= Majuro Educational Television =

Majuro Educational Television was a television station in the Majuro Atoll. It was owned by the Alele Corporation, a non-profit in charge of the Alele Museum.
==History==
The station signed on in August 1989. The Alele Museum took over the part-time educational output from a private interest and broadcast its services with assistance from its small video production studio. Cameras from Brian Reimers were used.
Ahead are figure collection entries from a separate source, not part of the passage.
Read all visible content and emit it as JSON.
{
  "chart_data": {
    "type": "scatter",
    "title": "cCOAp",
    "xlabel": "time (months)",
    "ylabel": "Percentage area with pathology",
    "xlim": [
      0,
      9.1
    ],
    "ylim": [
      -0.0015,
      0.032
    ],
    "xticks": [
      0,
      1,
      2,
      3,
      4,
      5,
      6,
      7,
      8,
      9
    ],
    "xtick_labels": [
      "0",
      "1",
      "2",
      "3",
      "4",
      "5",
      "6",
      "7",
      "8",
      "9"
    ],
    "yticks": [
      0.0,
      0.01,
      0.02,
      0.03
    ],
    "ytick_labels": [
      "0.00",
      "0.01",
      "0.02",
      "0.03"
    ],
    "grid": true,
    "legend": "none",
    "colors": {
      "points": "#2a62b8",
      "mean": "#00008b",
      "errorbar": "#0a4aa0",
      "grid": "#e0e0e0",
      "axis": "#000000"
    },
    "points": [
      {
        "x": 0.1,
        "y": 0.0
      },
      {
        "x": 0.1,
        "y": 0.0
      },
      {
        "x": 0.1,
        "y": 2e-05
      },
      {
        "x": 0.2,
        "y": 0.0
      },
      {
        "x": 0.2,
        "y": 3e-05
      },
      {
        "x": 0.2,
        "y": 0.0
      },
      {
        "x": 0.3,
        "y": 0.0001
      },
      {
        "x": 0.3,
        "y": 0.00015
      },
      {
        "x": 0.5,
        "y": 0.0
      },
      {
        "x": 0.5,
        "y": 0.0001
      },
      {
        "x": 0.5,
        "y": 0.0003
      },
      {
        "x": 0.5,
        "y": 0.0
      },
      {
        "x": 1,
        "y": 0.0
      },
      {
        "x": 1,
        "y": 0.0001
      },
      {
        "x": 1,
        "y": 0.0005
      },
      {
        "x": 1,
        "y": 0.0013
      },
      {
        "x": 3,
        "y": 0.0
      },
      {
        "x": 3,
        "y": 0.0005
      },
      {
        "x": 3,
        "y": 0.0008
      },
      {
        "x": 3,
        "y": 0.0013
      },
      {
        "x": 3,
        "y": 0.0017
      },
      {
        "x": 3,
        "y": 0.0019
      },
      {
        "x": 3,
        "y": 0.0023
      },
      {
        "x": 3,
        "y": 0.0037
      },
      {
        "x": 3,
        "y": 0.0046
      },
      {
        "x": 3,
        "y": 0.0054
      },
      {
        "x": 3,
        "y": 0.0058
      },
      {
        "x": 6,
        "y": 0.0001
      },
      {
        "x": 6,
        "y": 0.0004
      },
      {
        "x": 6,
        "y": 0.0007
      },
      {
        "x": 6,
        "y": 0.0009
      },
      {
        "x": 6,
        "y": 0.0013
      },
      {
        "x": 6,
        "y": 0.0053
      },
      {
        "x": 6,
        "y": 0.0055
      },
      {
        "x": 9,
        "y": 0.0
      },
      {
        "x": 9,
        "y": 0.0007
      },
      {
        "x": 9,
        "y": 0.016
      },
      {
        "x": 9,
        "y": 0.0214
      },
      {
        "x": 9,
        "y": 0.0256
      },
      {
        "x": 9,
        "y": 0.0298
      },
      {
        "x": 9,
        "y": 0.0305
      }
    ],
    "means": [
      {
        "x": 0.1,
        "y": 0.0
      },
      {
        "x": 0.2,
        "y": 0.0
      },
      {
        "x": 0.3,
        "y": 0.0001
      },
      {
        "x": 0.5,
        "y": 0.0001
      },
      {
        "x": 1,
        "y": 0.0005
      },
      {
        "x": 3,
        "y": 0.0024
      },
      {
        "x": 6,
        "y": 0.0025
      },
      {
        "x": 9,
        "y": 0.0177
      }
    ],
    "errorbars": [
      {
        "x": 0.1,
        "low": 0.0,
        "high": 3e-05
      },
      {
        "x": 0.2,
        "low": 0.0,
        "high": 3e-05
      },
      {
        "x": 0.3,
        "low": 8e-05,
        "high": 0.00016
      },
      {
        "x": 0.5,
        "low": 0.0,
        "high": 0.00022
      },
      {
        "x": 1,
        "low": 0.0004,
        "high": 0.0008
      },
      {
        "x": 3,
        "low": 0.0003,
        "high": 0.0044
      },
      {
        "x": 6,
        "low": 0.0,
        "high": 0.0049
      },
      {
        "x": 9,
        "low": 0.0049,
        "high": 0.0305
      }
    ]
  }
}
METV by 1990 broadcast 10 hours a day in the clear, in opposition to MBC which broadcast encrypted. Programming was primarily donated from educational video tapes (educational programming produced in American Samoa and Greenpeace documentaries) and programming taped from KHET, the Hawaiian PBS station. Approximately 20-30% of the daily schedule (corresponding to 2-3 hours) was given to local programming produced by the station, covering local news and events, storytelling, public service announcements and Sunday church services in the Marshallese language.

Coverage was limited to Majuro Atoll and stretching as far as Arno Atoll. Due to the amateur nature of the operation, its coverage area was smaller than that of MBC, with 25% of the population of Majuro receiving the signal. If funding became available, facilities and coverage would be upgraded.

As of 1993, METV operated on an ad hoc basis, as the station lacked a license or formal approval from the Marshallese government or the FCC.

It is unknown when did the station go off air.